Penang Through the Eyes of Old Man Lim

   

Penang is the undisputed Pearl of the Orient. And no one has seen her blossom from a sleepy fishing port to a modern city better than Old Man Lim. An illiterate rickshaw driver-turned-photographer for more than half a century, he was recently rediscovered. Here is his story...

The photographs may be gone - lost to unscrupulous collectors - but the memories of the competing noodle stalls some 50 years ago "still makes me laugh - and hungry!" Old Man Lim eases himself into a rusty garden swing in the quiet backyard of the Old People's Home of Penang, where he has lived for many years now, and recounts what happened.

"Back then, all the chinese labourers here in Georgetown [Penang's capital] would stop at the noodle stalls along Chulia Street to or from work. The competition among the stall owners was fierce as each one had developed a unique dish to draw the crowds. Naturally, this led to some paranoia; concerns over spying on each other, you know.
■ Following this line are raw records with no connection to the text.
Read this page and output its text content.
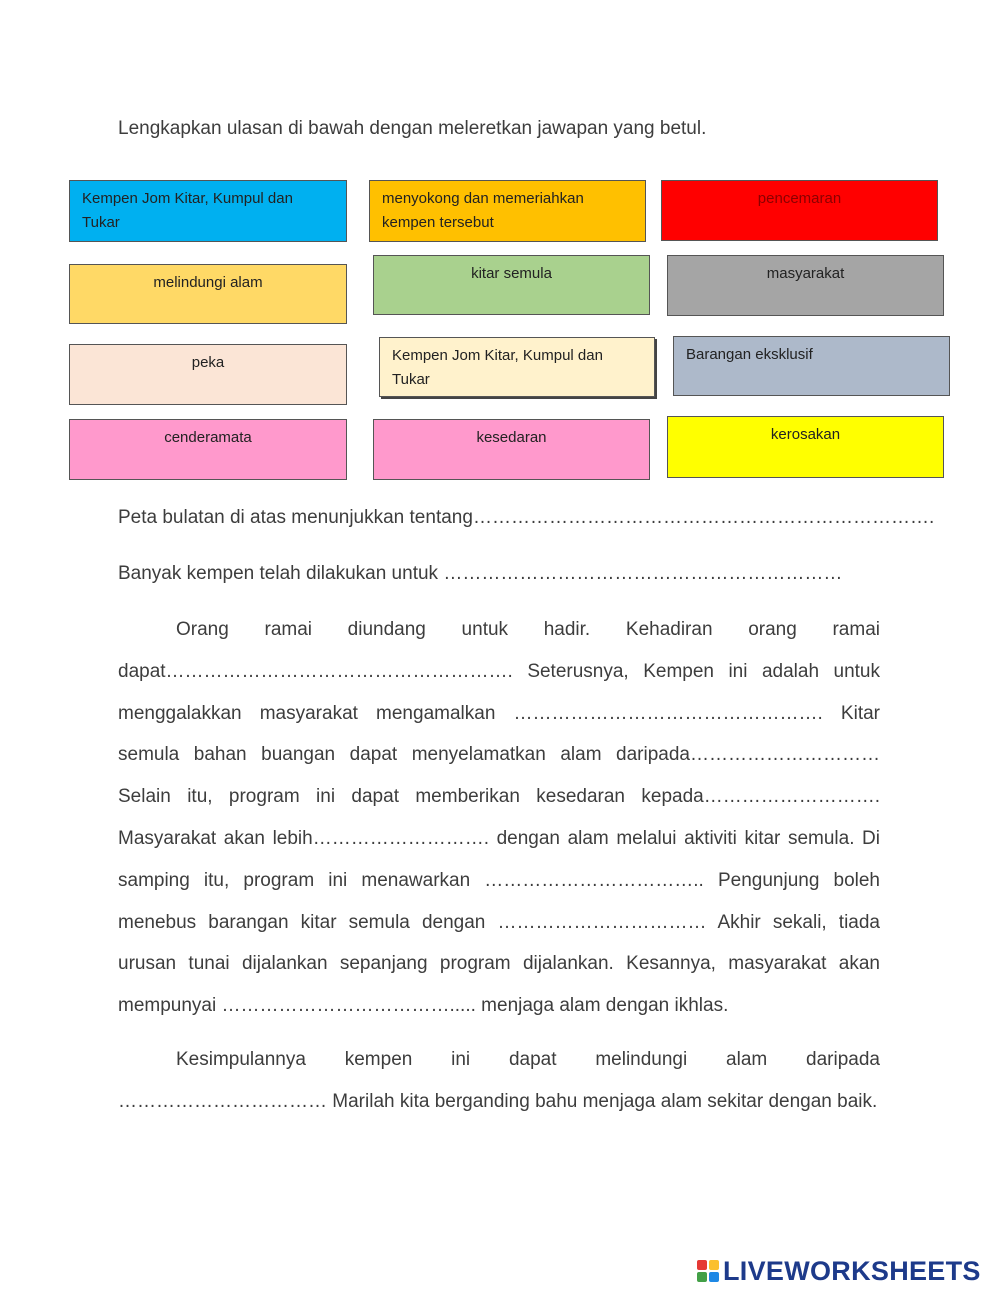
Lengkapkan ulasan di bawah dengan meleretkan jawapan yang betul.
Kempen Jom Kitar, Kumpul dan Tukar
menyokong dan memeriahkan kempen tersebut
pencemaran
melindungi alam
kitar semula	masyarakat
peka	Kempen Jom Kitar, Kumpul dan Tukar
Barangan eksklusif
cenderamata	kesedaran	kerosakan
Peta bulatan di atas menunjukkan tentang……………………………………………………………….
Banyak kempen telah dilakukan untuk ………………………………………………………

Orang ramai diundang untuk hadir. Kehadiran orang ramai dapat………………………………………………. Seterusnya, Kempen ini adalah untuk menggalakkan masyarakat mengamalkan …………………………………………. Kitar semula bahan buangan dapat menyelamatkan alam daripada………………………… Selain itu, program ini dapat memberikan kesedaran kepada………………………. Masyarakat akan lebih………………………. dengan alam melalui aktiviti kitar semula. Di samping itu, program ini menawarkan …………………………….. Pengunjung boleh menebus barangan kitar semula dengan …………………………… Akhir sekali, tiada urusan tunai dijalankan sepanjang program dijalankan. Kesannya, masyarakat akan mempunyai ………………………………..... menjaga alam dengan ikhlas.

Kesimpulannya kempen ini dapat melindungi alam daripada …………………………… Marilah kita berganding bahu menjaga alam sekitar dengan baik.

LIVEWORKSHEETS
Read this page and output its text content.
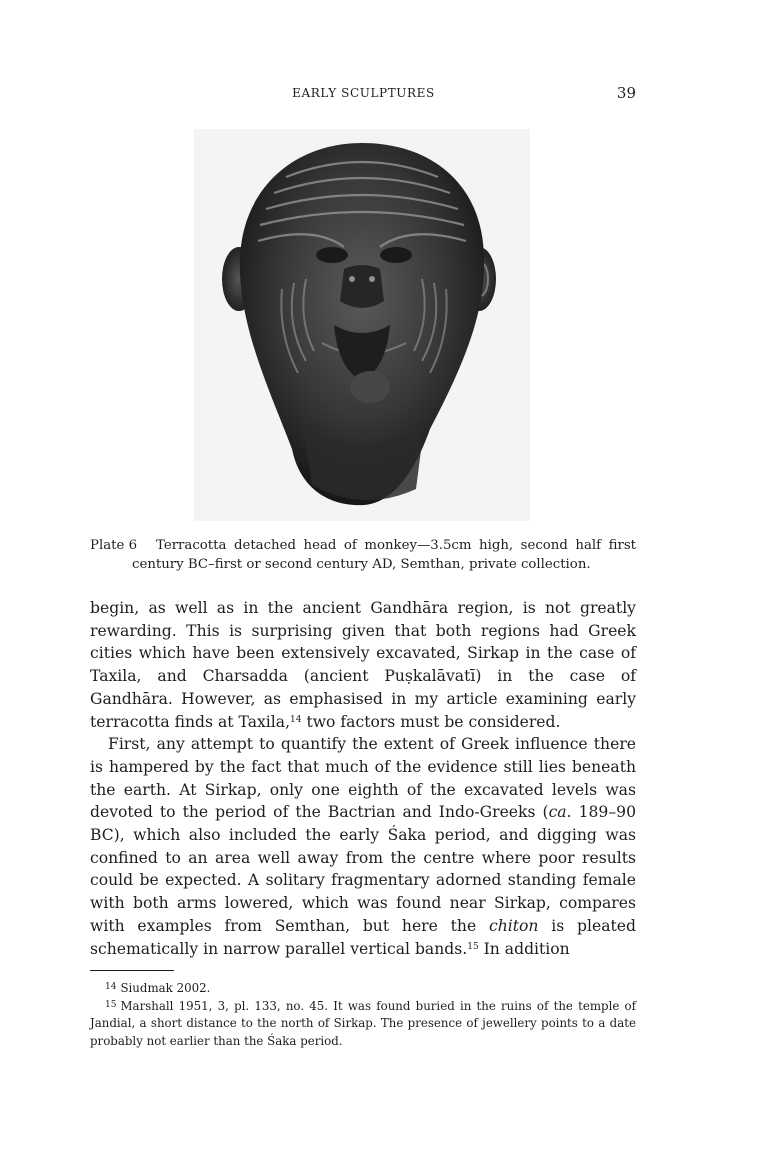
EARLY SCULPTURES	39
Plate 6	Terracotta detached head of monkey—3.5cm high, second half first
century BC–first or second century AD, Semthan, private collection.

begin, as well as in the ancient Gandhāra region, is not greatly rewarding. This is surprising given that both regions had Greek cities which have been extensively excavated, Sirkap in the case of Taxila, and Charsadda (ancient Puṣkalāvatī) in the case of Gandhāra. However, as emphasised in my article examining early terracotta finds at Taxila,$^{14}$ two factors must be considered.

First, any attempt to quantify the extent of Greek influence there is hampered by the fact that much of the evidence still lies beneath the earth. At Sirkap, only one eighth of the excavated levels was devoted to the period of the Bactrian and Indo-Greeks (ca. 189–90 BC), which also included the early Śaka period, and digging was confined to an area well away from the centre where poor results could be expected. A solitary fragmentary adorned standing female with both arms lowered, which was found near Sirkap, compares with examples from Semthan, but here the chiton is pleated schematically in narrow parallel vertical bands.$^{15}$ In addition

$^{14}$ Siudmak 2002.

$^{15}$ Marshall 1951, 3, pl. 133, no. 45. It was found buried in the ruins of the temple of Jandial, a short distance to the north of Sirkap. The presence of jewellery points to a date probably not earlier than the Śaka period.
"There I was, taking some harmless black and whites with my old 'Brownie' when suddenly I'm accused of spying. My best memory is running down the road with all the noodle sellers after me, hotly accusing each other of having me spy for them.

"My 'Noodle Shots', as I call them, eventually won me the New York-based Time Magazine's Quarterly Photo Competition!" His leathery face crinkles with a sheepish smile that belies his 78 years. (Was he, in fact, spying? He won't say...)

That photo award, and several others just as prestigious, are the highlight of a life wrought with uncertainty and misfortune. Abandoned by his hawker parents at an early age, he took over the care of his younger siblings by forgoing schooling and doing odd-jobs to support themselves.

 

Into his young adulthood, he worked at everything from coffeeshops, rubber plantations, and chicken farms, finally settling on rickshaw driving around the colourful and bustling streets of Georgetown.

"In the early '50's, I began taking tourists around scenic spots and helped many artists, mostly ang mo (local chinese dialect for westerners), to find ideal settings for their paintings."

Old Man Lim's passion for photography came about quite by chance through a friend who worked at an advertising agency who needed scenic shots of Penang. A quick15-minute lesson in photography later, Lim was out on the streets - him, his rickshaw, and a Brownie box camera.

His talent and keen eye quickly became the talk of the arty crowd in town. And tourists in-the-know sought him as their affable and immensely informative guide.